High interest rates and increases in costs meant that rents for what were designed as single-family dwelling units became unaffordable to the new residents of the CBD and resulted in increasing numbers of people crushed into spaces intended for a single household. High service costs and the sense that building owners had lost control of buildings led to a lack of maintenance and a vicious cycle of declining conditions.
As such, many of the building owners simply stopped looking after or even acknowledging their buildings, afraid to go into what was seen as an increasingly dangerous inner city.
The state and the private sector have not been unaware of the conditions, but initially attempted policies that evicted and displaced the poor. The Bad Buildings Programme and the Better Buildings Programme of the late 1990s and early 2000s were based on a model of clearing buildings of their sitting tenants and then handing these buildings over to private developers to rent them out for higher rents to a wealthier class of residents.

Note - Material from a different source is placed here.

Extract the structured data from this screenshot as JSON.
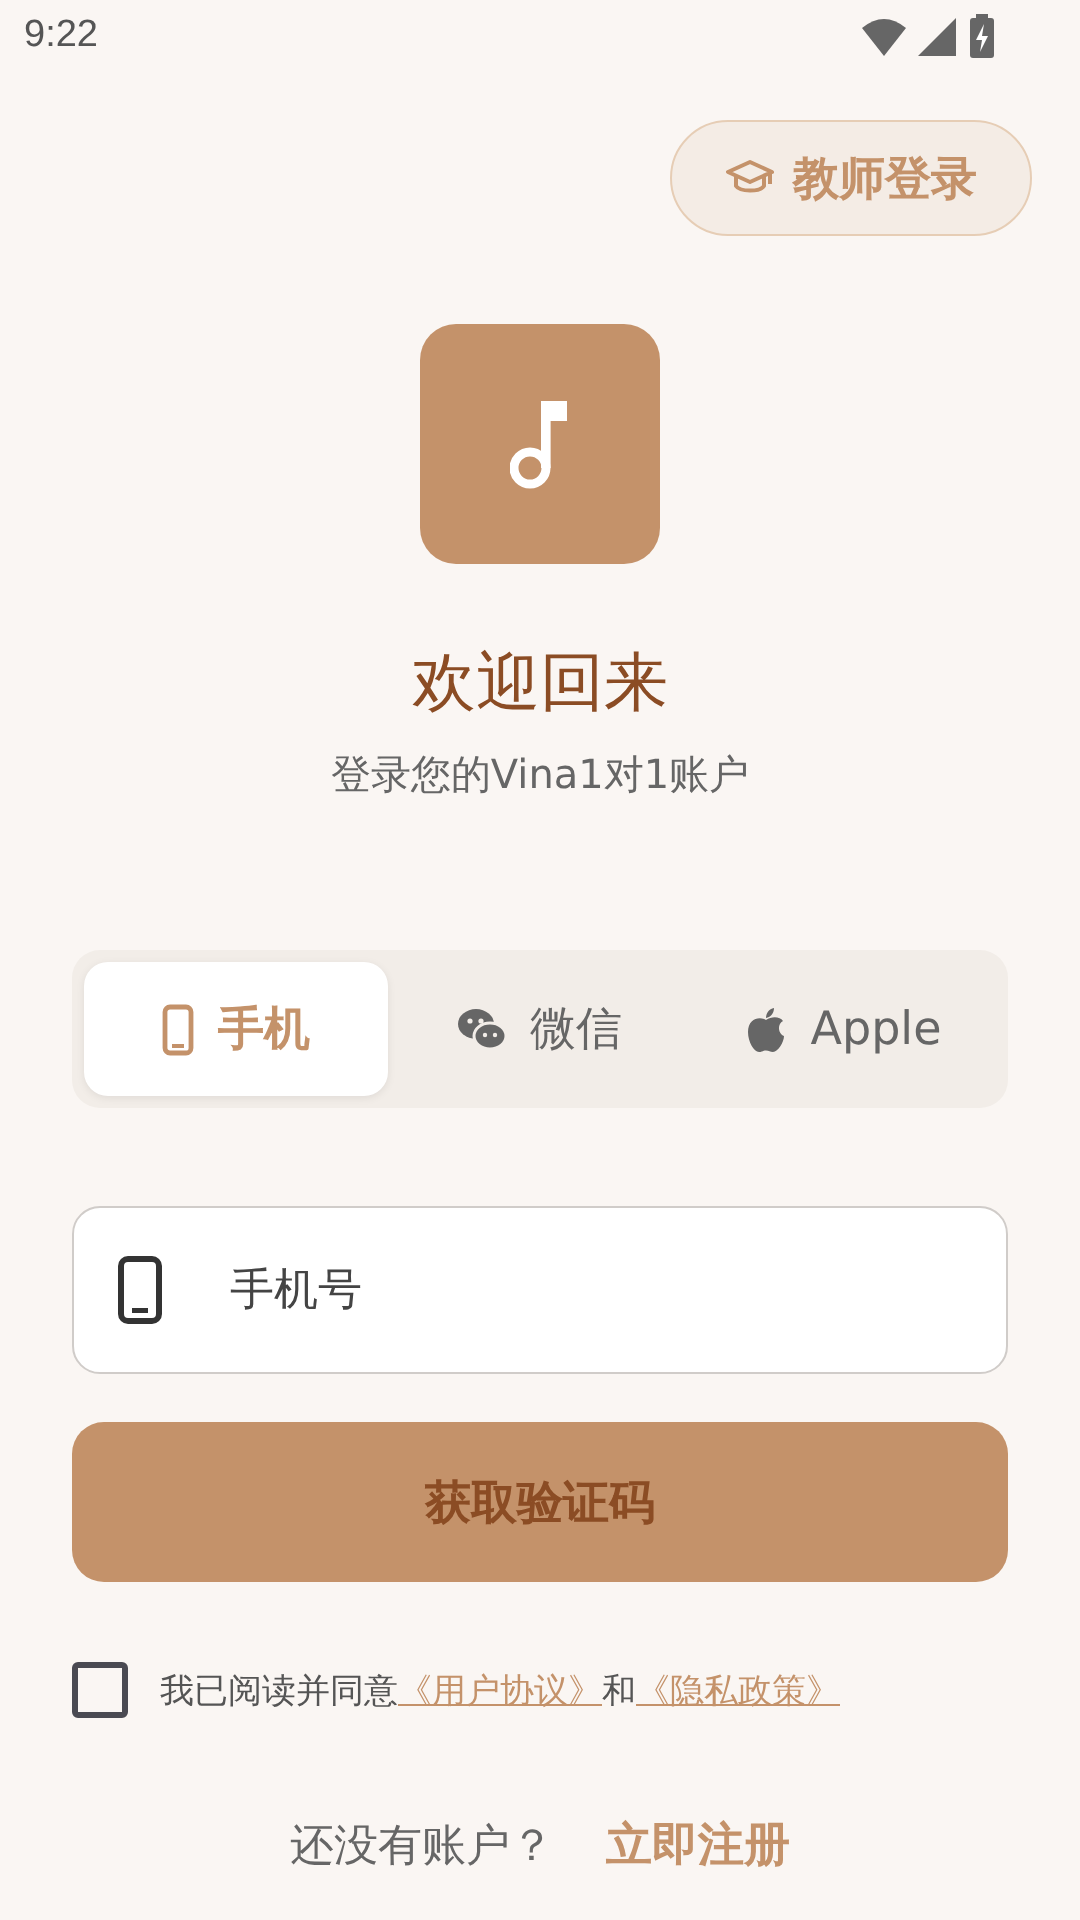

Despite the time, money and effort poured into these programmes, they produced only some 74 buildings for rental (although the numbers remain obscure) and led to the displacement of hundreds of thousands of poor people (COHRE Report).

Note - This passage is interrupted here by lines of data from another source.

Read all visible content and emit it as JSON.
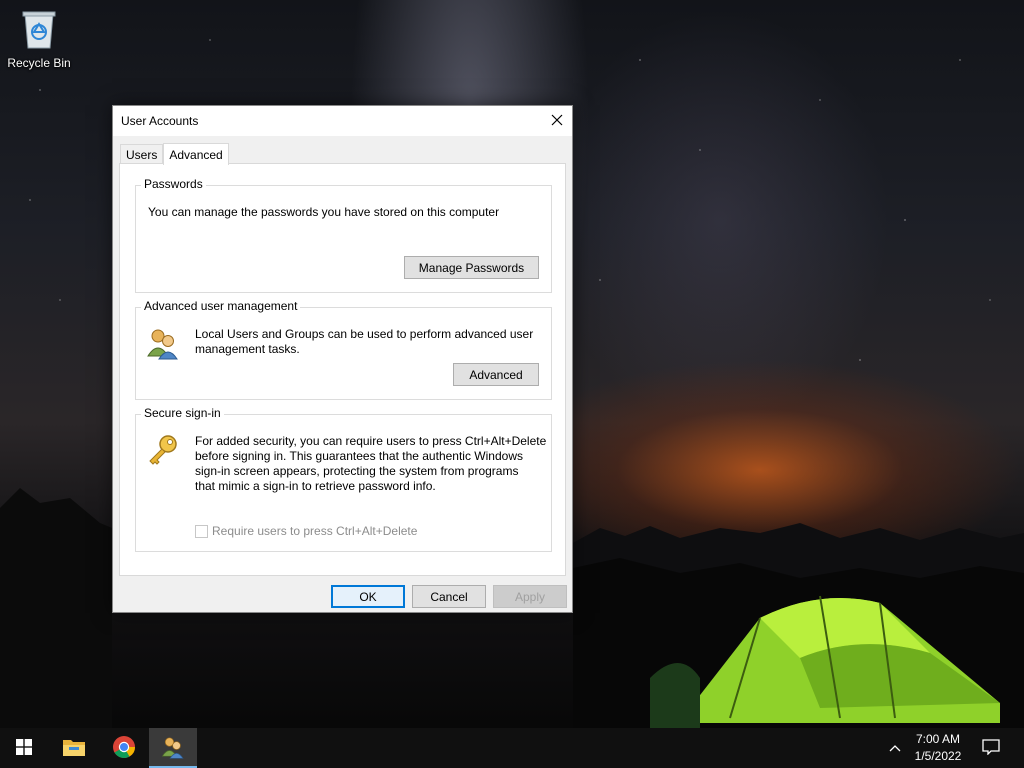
{
  "desktop": {
    "icons": [
      {
        "label": "Recycle Bin",
        "icon": "recycle-bin-icon"
      }
    ]
  },
  "dialog": {
    "title": "User Accounts",
    "tabs": [
      {
        "label": "Users",
        "active": false
      },
      {
        "label": "Advanced",
        "active": true
      }
    ],
    "passwords": {
      "title": "Passwords",
      "text": "You can manage the passwords you have stored on this computer",
      "button": "Manage Passwords"
    },
    "advanced_user_management": {
      "title": "Advanced user management",
      "text_line1": "Local Users and Groups can be used to perform advanced user",
      "text_line2": "management tasks.",
      "button": "Advanced",
      "icon": "users-icon"
    },
    "secure_signin": {
      "title": "Secure sign-in",
      "text_line1": "For added security, you can require users to press Ctrl+Alt+Delete",
      "text_line2": "before signing in. This guarantees that the authentic Windows",
      "text_line3": "sign-in screen appears, protecting the system from programs",
      "text_line4": "that mimic a sign-in to retrieve password info.",
      "checkbox_label": "Require users to press Ctrl+Alt+Delete",
      "checkbox_checked": false,
      "checkbox_enabled": false,
      "icon": "key-icon"
    },
    "buttons": {
      "ok": "OK",
      "cancel": "Cancel",
      "apply": "Apply"
    }
  },
  "taskbar": {
    "items": [
      {
        "name": "start",
        "icon": "windows-logo-icon"
      },
      {
        "name": "file-explorer",
        "icon": "folder-icon"
      },
      {
        "name": "chrome",
        "icon": "chrome-icon"
      },
      {
        "name": "user-accounts",
        "icon": "users-icon",
        "active": true
      }
    ],
    "time": "7:00 AM",
    "date": "1/5/2022",
    "accent_color": "#76b9ed"
  }
}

War waged against the poor
The Red Ants and other agencies consistently and violently displaced these residents leaving them with few alternatives and set adrift from the livelihood-earning strategies and social networks that made life for them and their families possible.

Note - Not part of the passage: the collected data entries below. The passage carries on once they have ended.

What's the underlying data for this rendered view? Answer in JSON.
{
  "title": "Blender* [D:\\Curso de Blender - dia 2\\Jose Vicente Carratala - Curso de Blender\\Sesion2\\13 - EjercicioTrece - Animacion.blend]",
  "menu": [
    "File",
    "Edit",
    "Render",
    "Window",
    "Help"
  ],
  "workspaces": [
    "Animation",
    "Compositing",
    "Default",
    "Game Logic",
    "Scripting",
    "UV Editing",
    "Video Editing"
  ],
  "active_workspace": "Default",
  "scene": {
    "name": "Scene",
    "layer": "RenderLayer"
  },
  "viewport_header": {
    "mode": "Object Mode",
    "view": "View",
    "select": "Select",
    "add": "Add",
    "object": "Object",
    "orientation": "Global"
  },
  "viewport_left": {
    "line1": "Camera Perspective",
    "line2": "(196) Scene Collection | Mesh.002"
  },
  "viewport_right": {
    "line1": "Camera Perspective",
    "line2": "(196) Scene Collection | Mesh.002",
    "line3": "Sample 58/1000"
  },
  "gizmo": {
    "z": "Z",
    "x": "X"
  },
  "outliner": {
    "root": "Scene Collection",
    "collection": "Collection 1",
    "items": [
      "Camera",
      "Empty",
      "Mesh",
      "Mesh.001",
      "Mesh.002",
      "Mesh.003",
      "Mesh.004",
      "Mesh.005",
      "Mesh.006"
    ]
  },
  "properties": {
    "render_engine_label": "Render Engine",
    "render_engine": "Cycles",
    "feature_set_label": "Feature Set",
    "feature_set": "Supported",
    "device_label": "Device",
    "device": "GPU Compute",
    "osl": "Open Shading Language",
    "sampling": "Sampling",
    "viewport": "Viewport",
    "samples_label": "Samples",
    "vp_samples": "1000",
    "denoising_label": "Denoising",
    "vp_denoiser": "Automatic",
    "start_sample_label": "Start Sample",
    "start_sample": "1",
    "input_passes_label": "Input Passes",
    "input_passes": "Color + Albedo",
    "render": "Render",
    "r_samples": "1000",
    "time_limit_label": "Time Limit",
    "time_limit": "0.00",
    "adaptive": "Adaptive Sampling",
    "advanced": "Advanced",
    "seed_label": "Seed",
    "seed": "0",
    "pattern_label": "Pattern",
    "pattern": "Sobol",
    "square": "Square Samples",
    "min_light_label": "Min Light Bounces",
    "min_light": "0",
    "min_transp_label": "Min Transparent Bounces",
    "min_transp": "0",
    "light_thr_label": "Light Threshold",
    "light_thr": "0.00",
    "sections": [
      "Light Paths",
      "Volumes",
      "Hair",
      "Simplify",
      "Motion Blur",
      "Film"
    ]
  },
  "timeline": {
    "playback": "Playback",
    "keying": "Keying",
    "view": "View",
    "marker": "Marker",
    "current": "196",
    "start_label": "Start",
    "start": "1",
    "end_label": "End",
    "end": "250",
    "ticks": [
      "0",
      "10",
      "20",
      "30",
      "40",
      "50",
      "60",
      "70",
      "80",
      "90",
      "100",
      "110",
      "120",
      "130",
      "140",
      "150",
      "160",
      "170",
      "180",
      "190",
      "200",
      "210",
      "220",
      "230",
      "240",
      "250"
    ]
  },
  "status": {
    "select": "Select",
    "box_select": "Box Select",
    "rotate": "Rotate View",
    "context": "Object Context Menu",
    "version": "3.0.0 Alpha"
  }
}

Neither the Bad Buildings Programme nor the Better Buildings Programme substantially improved life for the poor nor significantly changed the profile of the inner city. These were coupled with anti-immigrant “blitzes”, ostensibly targeted at gangs and cartels, but in reality used as weapons against the poor and migrant communities.
The Constitutional Court decisions to protect the poor of the inner city and ensure that the Prevention of Illegal Evictions Act was properly implemented was a key judgment to ensure and safeguard the lives and livelihoods of inner-city residents. The decisions (and there were a series of them over the last 25 years) put the onus of alternative accommodation and due process squarely on the shoulders of the local government — which did very little in response.
Two more programmes followed, the Inner City Property Scheme, where little seems to have been done and speculation continues about the corruption and mismanagement that dogged the programme. Within a few years the market-led programme that once again relied on emptying buildings of sitting tenants and releasing the land for higher rental, basically disappeared. An uncertain number of buildings were handed over to private sector interests and under something of a cloud.
Finally, the Johannesburg Inner City Housing Implementation Plan (ICHIP) was developed in the mid-2010s. The plan was commissioned as a response to a call for an updated housing action plan of the 2013 Inner City Transformation Roadmap (ICTR).
Unlike previous plans, it was completed by a multi-disciplinary team in consultation with the Johannesburg Development Agency (JDA), the Johannesburg Social Housing Company (Joshco) and the CoJ Departments of Housing and Development Planning (RebelGroup, 2016).
Plans gather dust
In October 2017, a media statement issued by then-mayor Herman Mashaba announced that the City Council had approved a plan to “tackle the housing challenge within the inner city”, however despite the fact that the plan was practical, implementable and spoke directly to the challenges of previous programmes, it has still not to this day been approved by the Johannesburg City Council as a housing strategy.
As a consequence, it has been implemented in fits and starts, between some private sector actors and the City, but the conditions of people living in the city have remained atrocious.
The City cannot claim ignorance. It cannot claim not to have had a workable plan at its disposal. It has no defence for the deaths of these people and its failures.
The attempts to blame foreigners and to exploit the tragedy for cynical xenophobic ends is a further strategy to pass the buck, and to further disempower a group of urban residents to whom the state’s obligation has been ignored.
They have been passed over due to their lack of political weight and the state’s inability to move away from market-led approaches.